W ciągu ostatnich pięciu lat podwoiła się liczba imigrantów kupujących domy w Holandii. Do zakupu są zmuszani przez coraz większe problemy z wynajmem i czynszami.
Holenderskie stowarzyszenie agentów nieruchomości NVM podało, że bardzo wzrosła liczba imigrantów kupujących domy w Holandii. Powodem jest fakt, że coraz trudniejsze jest znalezienie mieszkania do wynajęcia.
Domy w Holandii łatwiej kupić niż wynająć
Liczba domów sprzedawanych imigrantom w Holandii podwoiła się z 0,8 proc. w 2020 roku do 1,6 proc. w pierwszej połowie 2025 roku. Warto jednak wspomnieć, że jest to niewielki spadek w porównaniu z 2024 rokiem. Wtedy to imigranci stanowili 1,8 proc. kupujących. Prawdopodobnie przyczyną był spadek migracji wykwalifikowanych pracowników.
Zgodnie z tym, co podaje NVM, obcokrajowcy częściej kupują niż wynajmują. Przyczyną są wysokie koszty wynajmu i ograniczona dostępność nieruchomości na wynajem. W rzeczywistości 60 proc. agentów nieruchomości współpracowało z imigrantami, którzy pierwotnie chcieli wynajmować lokum. Ostatecznie zdecydowali się jednak na zakup nieruchomości ze względu na problemy, które mieli ze znalezieniem mieszkania do wynajęcia.

Imigranci obwiniani za kryzys mieszkaniowy
Imigranci mieszkający w Holandii dłużej niż trzy lata chętniej kupują domy. Ponadto dzięki 30-procentowej uldze podatkowej (dla wykwalifikowanych pracowników z zagranicy), która pozwala otrzymywać 30 proc. swoich wynagrodzeń wolnych od podatku i uzyskać wyższy kredyt hipoteczny, zakup domu staje się bardziej atrakcyjny od wynajmu.
Niestety przez to imigranci są obwiniani za kryzys mieszkaniowy. Kilka organizacji, w tym Holenderskie Stowarzyszenie Lokatorów (Woonbond), Triodos Bank, CNV Jongeren, FNV Young & United i Narodowy Związek Studentów (LSVb), wzywa rząd do zniesienia 30-procentowego podatku dla wysoko wykwalifikowanych imigrantów. Twierdząc, że obcokrajowcy windują ceny nieruchomości.
– Nie rozumiemy, dlaczego tak dużo inwestuje się w przyciąganie zagranicznych pracowników, skoro tak wielu Holendrów nie stać na zakup domu – powiedział AD Maarten Wiedemeijer z Woondbond.
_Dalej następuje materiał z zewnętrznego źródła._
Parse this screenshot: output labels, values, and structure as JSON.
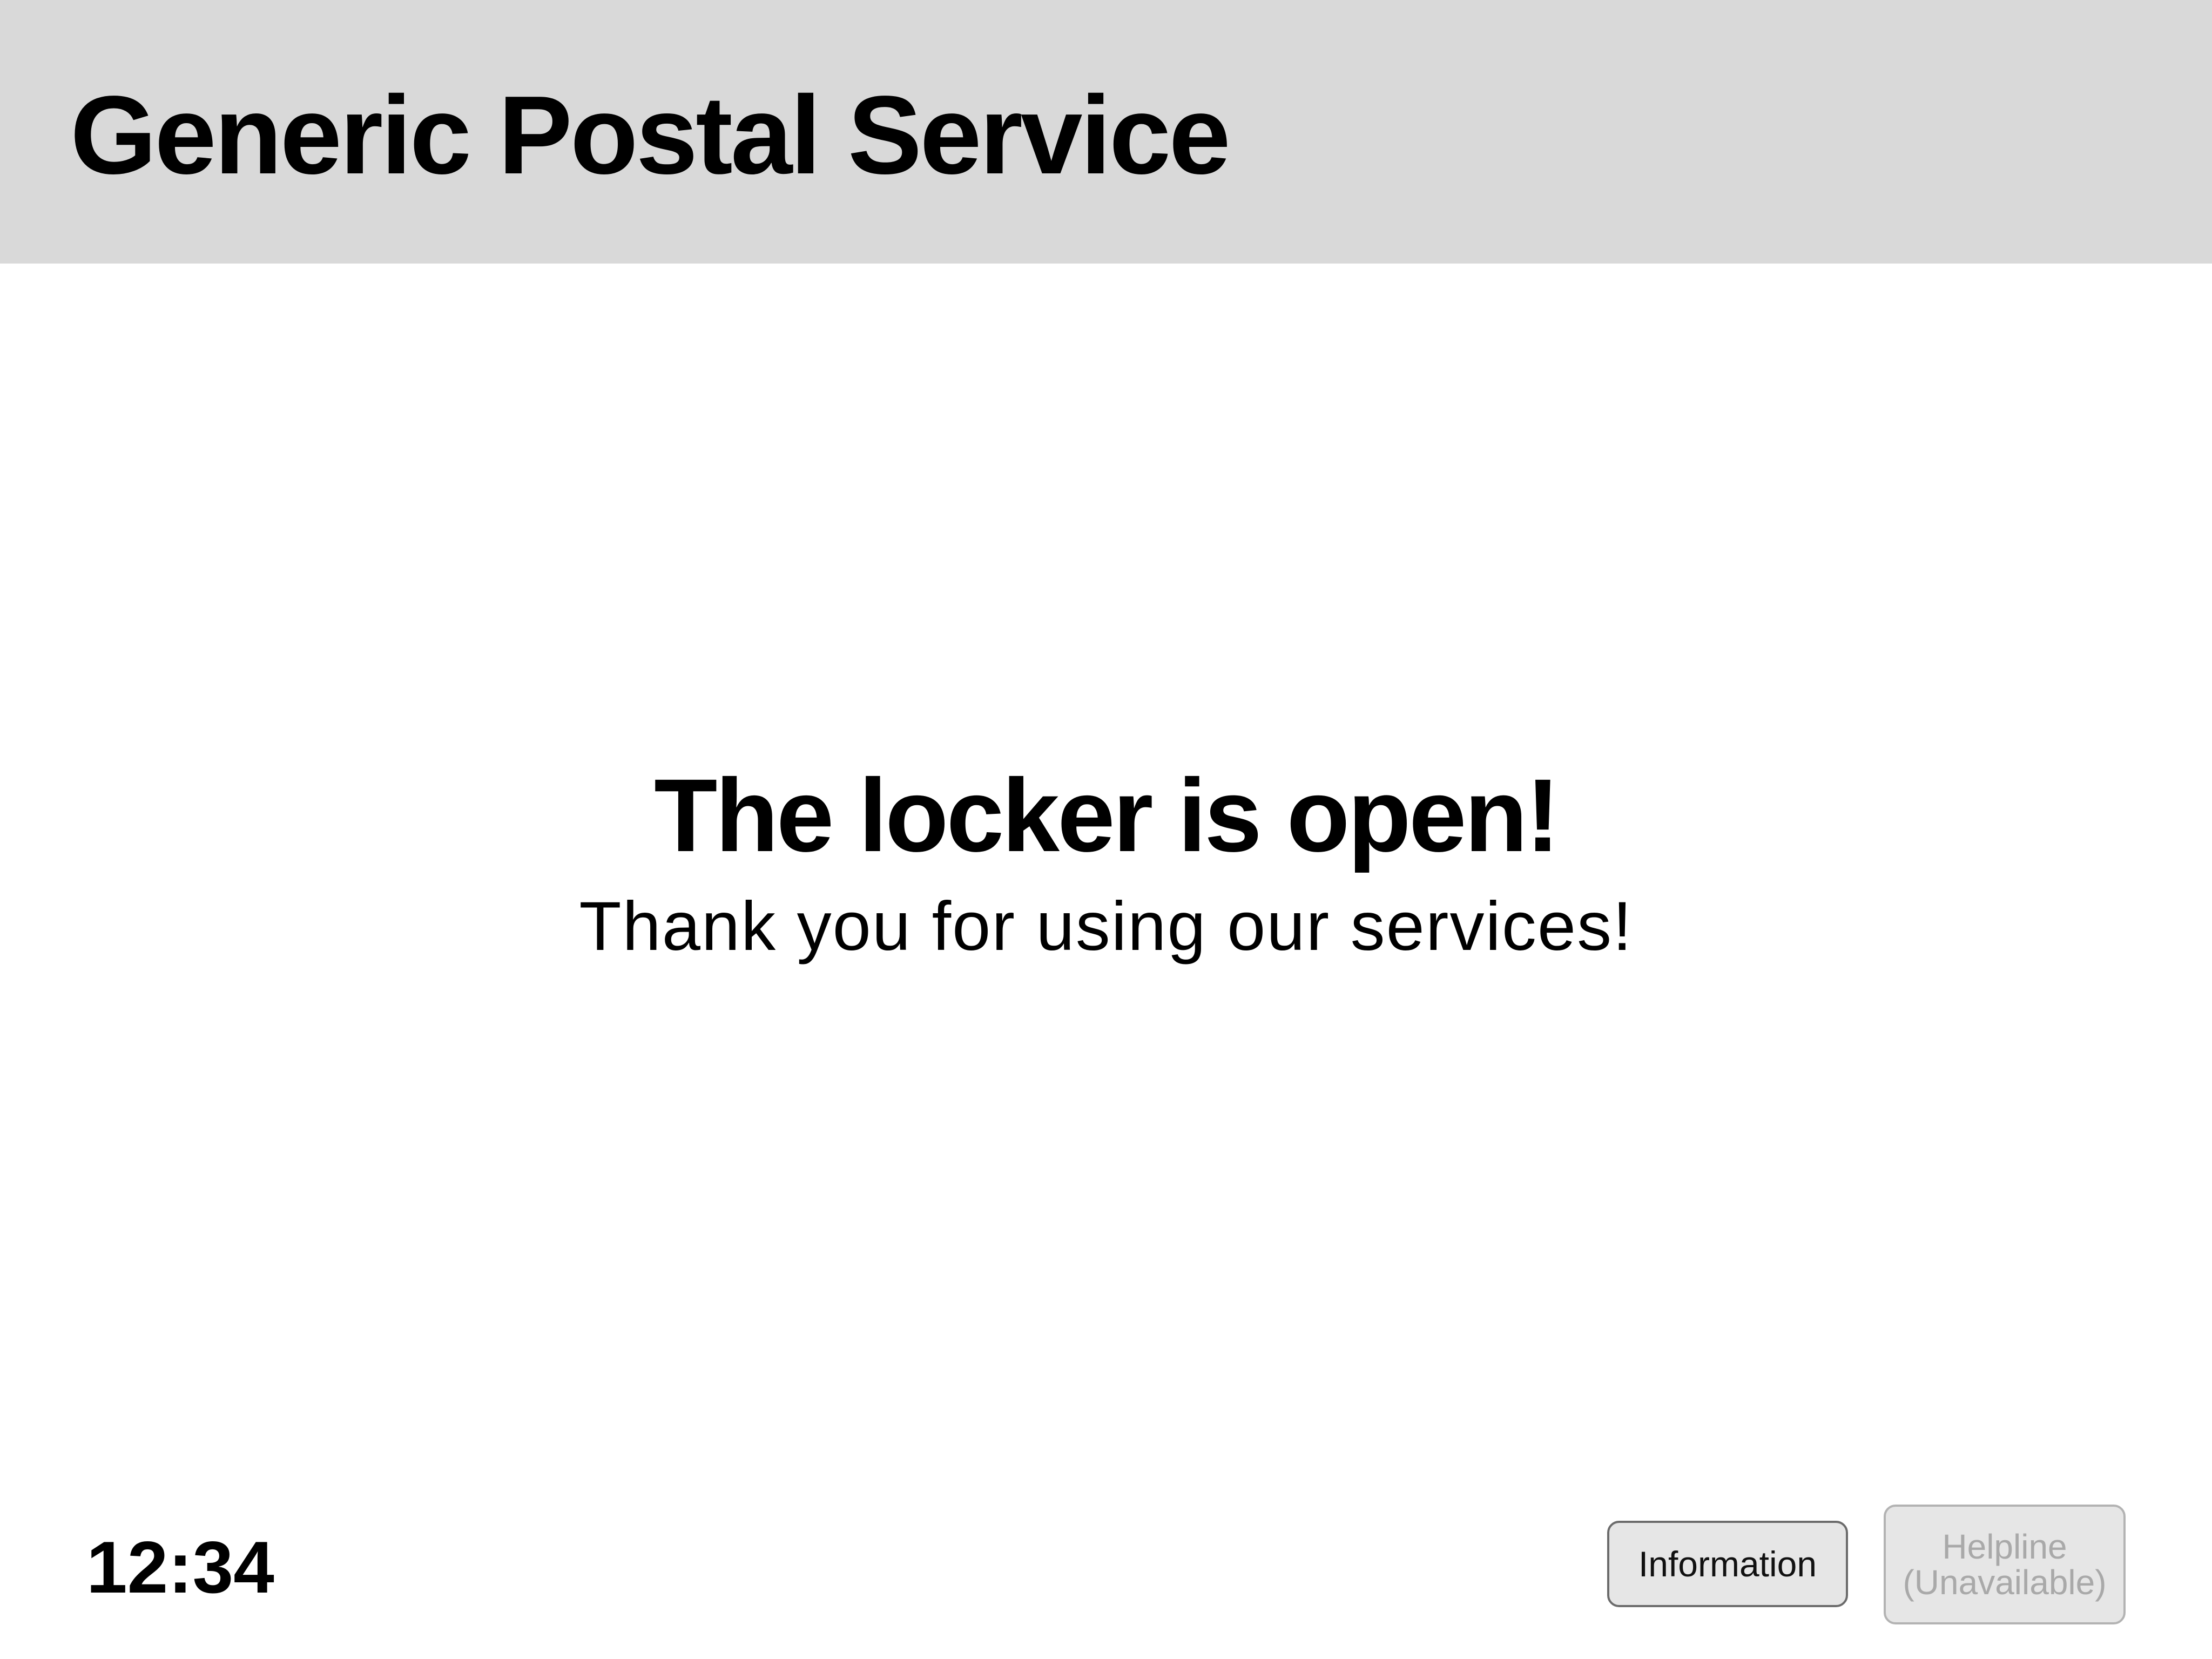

Co jednak istotne – wcześniej przedstawiciel ONZ podkreślił, że winna niedoboru mieszkań jest holenderska polityka mieszkaniowa, a nie imigracja. Fakt, że mniej niż 2 proc. holenderskich mieszkań jest kupowanych przez obcokrajowców, tylko potwierdza tę tezę.
Okazuje się, że 50 – 60 proc. nabywców mieszkań w niektórych dzielnicach Eindhoven i Veldhoven to imigranci. Ale w innych obszarach odsetek ten jest znacznie niższy. 85 proc. transakcji najmu z udziałem imigrantów ma miejsce zaledwie w 16 z 342 gmin. A 60 proc. wszystkich najemców będących imigrantami mieszka w Amsterdamie lub Hadze.